Önce Yavru Saim adını taşıyan Süleymaniye ile başladılar, sonra Cerrahpaşa, Gürbüzler Ocağı ve nihayet İstanbulspor… Sarı-siyahlı formanın Kurtuluş Savaşı yıllarına uzanan öyküsü…

Oğuz’lu, Aykut’lu, Hamza’lı, Gerson’lu İstanbulspor, paranın gücüyle kurulmuş ama tribünlerin sevgililerine kucak açtığı için sempati toplayan bir güzel takımdı.

Taa 1997’lerde bulmuştum 1960’lardaki takımın bıçkın topçularını bir söyleşi için. İstanbul Lisesi’nin bahçesindeki küçük taş binada toplanmış eski günlere dalmıştık birlikte.. Takımın o yıllardaki acar forveti Bilge Tahran, Saffet Susiç zamanında ekibe daha bir yakın olduklarını ve onu karşılarına alıp, ‘Şampiyonluk istiyoruz’ dediklerini sonra da elindeki krizantemleri bıraktığını anlatıyordu masasına… Susiç etkilenmiştir herhalde… Sergen, Halilagiç, Oğuz, Aykut, Gökhan gibi yıldızlar vardı takımda. Biz de İstanbulspor maçlarında gittikçe artan tribün kalabalığının içinde yerimizi alıyoruz o zamanlar. Şimdi de bir başka değiller mi? Nasıl sakin, nasıl soğukkanlı ve bilerek oynuyorlar… Hani takım tuttuğumuzdan değil ama Oğuz, Sergen, Aykut… Ne kadar sevgilimiz varsa oradaydı bir zamanlar. E ne yapacağız? Hemen yazılacağız tabii ki tribüne… Amacımız üzüm yemek, bağcıyı dövmek değil. Bu memlekette bağcı döven çok zaten. Ya da bizden önce dayak yiyen bağcı sayısı mebzul miktarda. Biz üzüme yönelelim. Direkt diyorum. Serbest atış…

Cem Uzan’ın takımı!
Sonra bir gün Cem Uzan, takımı aldı. Aldı resmen! İstanbul İdadisi konseptli bu Kurtuluş Savaşı madalyası sarı-siyahlıların Uzan’lar tarafından yönetileceğini öğrendiğimizde, tarihin bizi bağlayan yerine ‘zoom’ yaptık. Olay zaten Uzan’lara sirayet ettiğinde tarih orada durmuştu bizim için. Biz az önce saydığımız isimleri seyretmeye gidiyorduk hülyalı halimizle tribünlere. O Halilagiç neydi öyle? Yükseldiğinde havada yeniden yükseliyor, uzuyordu sanki… Sonra Oğuz-Aykut ikilisi. Nesini anlatayım kardeşim, zevkti işte zevk… Neden İstanbulspor’u tercih etmişlerdi, sonraları buluşmalarımızda konuştuk ama dedim ya tarih… Tarih, İstanbul Erkek Lisesi’nin bahçesinde duruyordu işte…

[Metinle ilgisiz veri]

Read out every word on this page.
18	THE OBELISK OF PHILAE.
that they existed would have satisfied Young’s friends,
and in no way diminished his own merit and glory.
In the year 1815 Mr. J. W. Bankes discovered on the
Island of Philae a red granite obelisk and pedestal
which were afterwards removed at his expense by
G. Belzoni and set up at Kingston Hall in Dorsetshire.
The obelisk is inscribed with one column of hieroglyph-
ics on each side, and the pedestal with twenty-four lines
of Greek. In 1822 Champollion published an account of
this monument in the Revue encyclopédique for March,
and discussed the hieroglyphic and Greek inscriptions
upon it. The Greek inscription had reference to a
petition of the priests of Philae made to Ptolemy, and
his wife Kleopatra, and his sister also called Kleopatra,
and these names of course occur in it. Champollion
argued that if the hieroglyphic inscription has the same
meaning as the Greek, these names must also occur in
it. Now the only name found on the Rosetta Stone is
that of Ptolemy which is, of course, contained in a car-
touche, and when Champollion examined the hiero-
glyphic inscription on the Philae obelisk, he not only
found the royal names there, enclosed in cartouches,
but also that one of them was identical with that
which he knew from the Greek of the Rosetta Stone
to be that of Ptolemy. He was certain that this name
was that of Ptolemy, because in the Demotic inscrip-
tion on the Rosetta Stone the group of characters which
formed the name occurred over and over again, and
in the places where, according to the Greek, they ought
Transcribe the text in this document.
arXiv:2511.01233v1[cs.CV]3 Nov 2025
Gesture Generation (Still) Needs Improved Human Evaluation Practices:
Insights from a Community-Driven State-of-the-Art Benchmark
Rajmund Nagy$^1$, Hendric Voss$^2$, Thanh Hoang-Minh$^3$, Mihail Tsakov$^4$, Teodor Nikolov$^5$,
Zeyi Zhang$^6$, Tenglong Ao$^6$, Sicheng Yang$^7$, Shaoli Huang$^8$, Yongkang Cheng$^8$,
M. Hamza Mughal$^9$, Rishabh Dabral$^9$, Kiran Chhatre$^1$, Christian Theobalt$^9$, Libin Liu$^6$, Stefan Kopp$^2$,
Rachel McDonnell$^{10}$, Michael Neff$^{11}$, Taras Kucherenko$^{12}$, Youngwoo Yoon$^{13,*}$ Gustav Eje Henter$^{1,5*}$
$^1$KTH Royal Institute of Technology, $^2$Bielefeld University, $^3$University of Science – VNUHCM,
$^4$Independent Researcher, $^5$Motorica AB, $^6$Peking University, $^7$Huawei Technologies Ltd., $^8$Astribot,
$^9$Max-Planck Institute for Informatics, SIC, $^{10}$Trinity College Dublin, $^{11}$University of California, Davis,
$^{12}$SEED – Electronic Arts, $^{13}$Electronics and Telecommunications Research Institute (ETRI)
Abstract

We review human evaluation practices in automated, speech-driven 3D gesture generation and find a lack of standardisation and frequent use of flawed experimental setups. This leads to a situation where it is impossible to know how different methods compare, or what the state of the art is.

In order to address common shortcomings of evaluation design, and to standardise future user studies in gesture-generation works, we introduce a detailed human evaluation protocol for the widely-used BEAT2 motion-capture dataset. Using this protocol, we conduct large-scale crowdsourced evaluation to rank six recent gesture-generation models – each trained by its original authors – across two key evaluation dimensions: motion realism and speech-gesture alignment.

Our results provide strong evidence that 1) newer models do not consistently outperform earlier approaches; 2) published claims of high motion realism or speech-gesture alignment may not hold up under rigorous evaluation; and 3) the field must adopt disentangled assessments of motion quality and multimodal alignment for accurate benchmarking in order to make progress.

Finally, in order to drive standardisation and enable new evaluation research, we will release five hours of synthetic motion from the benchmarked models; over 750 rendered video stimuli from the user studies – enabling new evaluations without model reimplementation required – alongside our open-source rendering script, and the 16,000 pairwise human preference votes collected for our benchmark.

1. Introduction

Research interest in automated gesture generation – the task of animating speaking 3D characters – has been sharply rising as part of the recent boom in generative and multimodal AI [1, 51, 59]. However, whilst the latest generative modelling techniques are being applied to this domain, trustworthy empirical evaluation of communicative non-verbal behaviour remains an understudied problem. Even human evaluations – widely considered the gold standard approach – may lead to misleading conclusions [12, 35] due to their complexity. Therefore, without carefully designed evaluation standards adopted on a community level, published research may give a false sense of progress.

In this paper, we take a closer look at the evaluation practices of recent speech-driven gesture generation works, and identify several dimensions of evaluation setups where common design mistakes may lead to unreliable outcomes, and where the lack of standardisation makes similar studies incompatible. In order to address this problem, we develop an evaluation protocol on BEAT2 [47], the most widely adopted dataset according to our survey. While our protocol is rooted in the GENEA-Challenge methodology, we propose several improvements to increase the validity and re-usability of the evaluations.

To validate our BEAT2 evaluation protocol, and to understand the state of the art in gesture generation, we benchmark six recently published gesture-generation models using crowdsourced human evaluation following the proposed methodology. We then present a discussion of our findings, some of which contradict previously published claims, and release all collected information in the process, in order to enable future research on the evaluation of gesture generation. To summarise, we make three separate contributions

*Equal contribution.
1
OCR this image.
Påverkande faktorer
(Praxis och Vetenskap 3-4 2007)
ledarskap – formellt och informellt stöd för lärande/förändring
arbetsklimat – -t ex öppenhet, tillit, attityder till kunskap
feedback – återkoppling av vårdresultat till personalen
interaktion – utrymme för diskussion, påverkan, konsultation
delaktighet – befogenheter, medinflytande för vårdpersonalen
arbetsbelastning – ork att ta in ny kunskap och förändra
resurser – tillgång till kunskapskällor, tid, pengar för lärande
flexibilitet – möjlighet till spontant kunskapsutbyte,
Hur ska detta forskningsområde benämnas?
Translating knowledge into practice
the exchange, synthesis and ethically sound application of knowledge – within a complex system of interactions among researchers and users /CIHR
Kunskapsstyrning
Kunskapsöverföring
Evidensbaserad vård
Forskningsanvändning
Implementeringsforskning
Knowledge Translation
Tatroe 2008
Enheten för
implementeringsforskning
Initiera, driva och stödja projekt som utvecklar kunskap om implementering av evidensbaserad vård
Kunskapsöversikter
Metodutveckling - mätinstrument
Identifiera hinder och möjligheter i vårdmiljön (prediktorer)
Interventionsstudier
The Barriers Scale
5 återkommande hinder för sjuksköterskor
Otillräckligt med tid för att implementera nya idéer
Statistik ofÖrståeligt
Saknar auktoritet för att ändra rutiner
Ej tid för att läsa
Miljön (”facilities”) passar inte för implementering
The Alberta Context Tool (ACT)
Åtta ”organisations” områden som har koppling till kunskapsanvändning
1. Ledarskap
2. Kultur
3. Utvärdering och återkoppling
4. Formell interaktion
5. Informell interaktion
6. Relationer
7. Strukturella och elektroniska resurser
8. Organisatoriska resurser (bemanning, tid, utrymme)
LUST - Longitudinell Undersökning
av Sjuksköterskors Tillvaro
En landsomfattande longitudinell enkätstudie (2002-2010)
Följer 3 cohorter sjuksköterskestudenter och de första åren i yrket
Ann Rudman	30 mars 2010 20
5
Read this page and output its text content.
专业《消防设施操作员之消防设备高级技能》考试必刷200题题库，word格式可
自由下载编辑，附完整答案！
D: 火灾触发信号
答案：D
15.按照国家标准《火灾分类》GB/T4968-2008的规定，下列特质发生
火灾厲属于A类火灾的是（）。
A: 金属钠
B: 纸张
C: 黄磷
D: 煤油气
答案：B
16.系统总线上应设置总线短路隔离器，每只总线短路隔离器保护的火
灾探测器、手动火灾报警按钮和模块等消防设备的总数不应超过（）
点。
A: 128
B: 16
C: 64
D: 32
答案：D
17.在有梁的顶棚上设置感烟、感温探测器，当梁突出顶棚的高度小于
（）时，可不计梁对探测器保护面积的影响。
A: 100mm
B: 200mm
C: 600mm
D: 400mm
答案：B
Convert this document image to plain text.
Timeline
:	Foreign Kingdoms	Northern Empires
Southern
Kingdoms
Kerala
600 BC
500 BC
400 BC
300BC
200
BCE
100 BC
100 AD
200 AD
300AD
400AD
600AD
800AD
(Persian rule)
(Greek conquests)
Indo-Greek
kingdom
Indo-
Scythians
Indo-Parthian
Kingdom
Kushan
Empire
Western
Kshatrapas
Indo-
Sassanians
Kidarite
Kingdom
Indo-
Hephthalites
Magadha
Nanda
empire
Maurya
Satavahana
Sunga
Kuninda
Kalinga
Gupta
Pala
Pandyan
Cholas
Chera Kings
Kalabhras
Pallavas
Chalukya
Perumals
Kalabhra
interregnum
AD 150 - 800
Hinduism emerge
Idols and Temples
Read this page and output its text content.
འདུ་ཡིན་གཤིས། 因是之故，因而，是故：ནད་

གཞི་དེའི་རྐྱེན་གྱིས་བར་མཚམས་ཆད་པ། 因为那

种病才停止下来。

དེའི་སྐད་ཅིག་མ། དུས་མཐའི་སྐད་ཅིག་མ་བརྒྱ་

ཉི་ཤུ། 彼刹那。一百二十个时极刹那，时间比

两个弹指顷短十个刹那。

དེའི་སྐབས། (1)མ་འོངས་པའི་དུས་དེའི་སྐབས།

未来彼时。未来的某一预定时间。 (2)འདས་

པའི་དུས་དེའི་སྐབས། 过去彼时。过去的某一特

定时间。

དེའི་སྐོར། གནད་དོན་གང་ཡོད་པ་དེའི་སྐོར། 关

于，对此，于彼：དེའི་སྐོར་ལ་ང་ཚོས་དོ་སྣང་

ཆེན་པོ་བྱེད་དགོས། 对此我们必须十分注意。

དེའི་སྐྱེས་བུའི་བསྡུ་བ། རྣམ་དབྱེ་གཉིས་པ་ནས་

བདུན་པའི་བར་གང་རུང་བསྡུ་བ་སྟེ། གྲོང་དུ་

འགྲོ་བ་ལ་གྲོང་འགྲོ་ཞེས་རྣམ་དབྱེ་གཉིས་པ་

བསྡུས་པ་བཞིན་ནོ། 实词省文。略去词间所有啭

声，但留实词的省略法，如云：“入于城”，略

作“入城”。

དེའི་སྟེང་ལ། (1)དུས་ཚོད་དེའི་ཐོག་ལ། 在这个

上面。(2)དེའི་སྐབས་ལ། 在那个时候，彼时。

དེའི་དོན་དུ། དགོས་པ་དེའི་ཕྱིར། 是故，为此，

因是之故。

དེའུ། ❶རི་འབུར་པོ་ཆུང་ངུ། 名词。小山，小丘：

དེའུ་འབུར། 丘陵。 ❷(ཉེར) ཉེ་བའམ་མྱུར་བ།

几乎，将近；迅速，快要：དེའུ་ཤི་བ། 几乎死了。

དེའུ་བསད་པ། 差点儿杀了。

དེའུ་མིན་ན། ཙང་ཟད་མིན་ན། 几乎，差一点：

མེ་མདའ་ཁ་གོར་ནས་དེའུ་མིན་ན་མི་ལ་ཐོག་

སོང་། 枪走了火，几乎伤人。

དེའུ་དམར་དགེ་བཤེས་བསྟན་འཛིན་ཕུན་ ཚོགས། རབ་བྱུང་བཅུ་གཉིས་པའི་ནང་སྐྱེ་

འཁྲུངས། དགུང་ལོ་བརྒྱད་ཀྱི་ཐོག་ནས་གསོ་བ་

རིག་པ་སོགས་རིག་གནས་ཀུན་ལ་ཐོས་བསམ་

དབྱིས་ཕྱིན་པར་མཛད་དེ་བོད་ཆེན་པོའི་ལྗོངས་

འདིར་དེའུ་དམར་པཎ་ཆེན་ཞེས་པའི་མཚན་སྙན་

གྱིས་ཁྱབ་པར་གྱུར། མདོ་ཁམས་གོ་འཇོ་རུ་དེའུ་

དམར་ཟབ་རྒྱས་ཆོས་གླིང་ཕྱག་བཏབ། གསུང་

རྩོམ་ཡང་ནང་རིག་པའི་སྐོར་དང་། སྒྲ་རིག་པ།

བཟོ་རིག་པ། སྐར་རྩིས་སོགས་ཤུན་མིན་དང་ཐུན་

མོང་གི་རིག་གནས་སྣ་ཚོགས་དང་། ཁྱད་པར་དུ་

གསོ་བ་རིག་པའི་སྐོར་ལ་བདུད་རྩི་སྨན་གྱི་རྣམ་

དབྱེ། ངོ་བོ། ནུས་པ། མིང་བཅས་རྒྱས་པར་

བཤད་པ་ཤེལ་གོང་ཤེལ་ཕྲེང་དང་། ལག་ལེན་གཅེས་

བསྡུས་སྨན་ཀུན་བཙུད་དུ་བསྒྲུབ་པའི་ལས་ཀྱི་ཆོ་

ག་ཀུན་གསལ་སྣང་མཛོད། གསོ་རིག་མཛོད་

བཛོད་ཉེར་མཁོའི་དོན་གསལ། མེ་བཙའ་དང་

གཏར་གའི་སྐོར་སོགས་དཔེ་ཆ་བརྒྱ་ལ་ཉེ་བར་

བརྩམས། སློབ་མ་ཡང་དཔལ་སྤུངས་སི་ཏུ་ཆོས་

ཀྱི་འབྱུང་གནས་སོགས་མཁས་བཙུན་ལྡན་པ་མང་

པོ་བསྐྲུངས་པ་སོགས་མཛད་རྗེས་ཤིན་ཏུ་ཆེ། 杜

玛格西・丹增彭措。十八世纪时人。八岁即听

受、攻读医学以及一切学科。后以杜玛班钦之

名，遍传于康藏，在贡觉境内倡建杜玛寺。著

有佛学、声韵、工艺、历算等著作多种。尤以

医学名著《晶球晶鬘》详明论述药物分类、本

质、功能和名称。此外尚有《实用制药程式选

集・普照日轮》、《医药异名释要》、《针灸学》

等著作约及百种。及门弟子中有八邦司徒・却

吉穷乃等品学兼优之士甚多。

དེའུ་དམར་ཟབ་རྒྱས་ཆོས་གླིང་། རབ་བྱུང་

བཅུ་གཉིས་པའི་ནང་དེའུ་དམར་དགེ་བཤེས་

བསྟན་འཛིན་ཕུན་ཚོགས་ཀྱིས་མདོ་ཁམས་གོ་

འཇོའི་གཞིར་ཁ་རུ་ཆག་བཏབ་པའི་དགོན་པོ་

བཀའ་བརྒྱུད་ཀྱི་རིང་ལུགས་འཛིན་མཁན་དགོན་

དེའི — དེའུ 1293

İlk adım 1924’lere dayanıyor, Süleymaniye’ye… İstanbul demek gerekir belki. Çünkü Süleymaniye’nin ilk çağrıştırdığı İstanbul oluyor. Süleymaniye takımı gencecikken ölen futbolcusu Saim’in adını alıyor sonraları. Saim bir hastalıktan ölüyor. Takımın en sevilen topçusu o zamanlar; Yavru Saim. Takım bu isimle anılıyor bir süre. Ekipte İstanbul Sultanili çocuklar var. Resmen lise takımı kuramıyorlar ama Yavru Saim adını alarak Süleymaniye formasını giyiyorlar. Başlarında Kemal Halim Bey. Bir lokal tutuyorlar. Bir süre sonra lokalin yeri, işletmesi gibi sorunlar çıktığında, Cerrahpaşa Kardeşlergücü’ne geçiyor-iltihak ediyor!- takım, toptan… ‘Kemal Halim Hoca neredeyse biz oradayız!’ hesabı. Daha sonra ise Yavru Saim takımı Kadırga’daki Gürbüzler Yurdu ile birleşiyor ve İstanbul Gürbüzler Ocağı olarak anılmaya başlıyorlar.

Liseliler cephede
İstanbul İdadili gençlerin bir Galatasaray örneği vardı önlerinde… ‘Hani’ diyorlar, ‘onlar da biz de liseliyiz. Onlar takımlarını kurdular, biz de kursak…’ Ama lise yönetimi bu işe soğuk bakıyordu. Olay Sultani’yi sardıkça sarıyor, artık açıktan bir futbol takımı kurma isteği dillendiriliyordu. Bütün oyuncuları Sultanili bir takım, başka bir kulübün formasını giyip sahada o kulübü temsil ediyordu. Yakışık almazdı. Oturup uzun uzun tartıştılar… Emin Kalafat, Mümtaz Tahran, Cemil Said Barlas, Tahsin Banguoğlu ve Yavuz Abadan gibi

geleceğin bakanları, profesörleri olacak gençler bu tartışmanın başını çektiler. İsteklerini sıraladılar ve toplantı salonunda kürsüden okumaya başladılar; “Takımı tüm okulun malı haline getirmek, adını İstanbulspor olarak değiştirmek ve okulun renkleri olarak bilinen sarı-siyahı takımın rengi – Mevzu Birinci Dünya Savaşı’na uzanıyor… İstanbul Sultanisi, eli silah tutan bütün gençlerin vatan savunmasına katıldığı dönemlerde neredeyse okulun yarısını cepheye yolluyor. Gidenlerin çoğu geri dönmüyor. Bunların içinde Gürbüzler Ocağı takımının, yani Sultanili gençlerin adları da var. Yaralı dönen gençlerin tedavisi ise okulun hastaneye dönüştürülen bölümlerinde yapılıyor. Duvarlar sarı renge boyanıyor, çerçeveler ve bütün ahşap kasalar da siyaha. İşte sarı-siyah İstanbulspor rengi buradan geliyor.- olarak kabul etmek…” Kısa ve net. Var yok dinlemez bir çocuk isteğiyle bir solukta sıraladılar isteklerini. Kemal Halim Bey, Memba-ı İrfan Mektebi mezunuydu ama İstanbul Sultanisi’ne bu okulda okumak ve bir futbol takımı kurmak nasıl bir şeydir onu anlatıyordu… 4 Ocak 1926’da resmen ilan edildi İstanbulspor…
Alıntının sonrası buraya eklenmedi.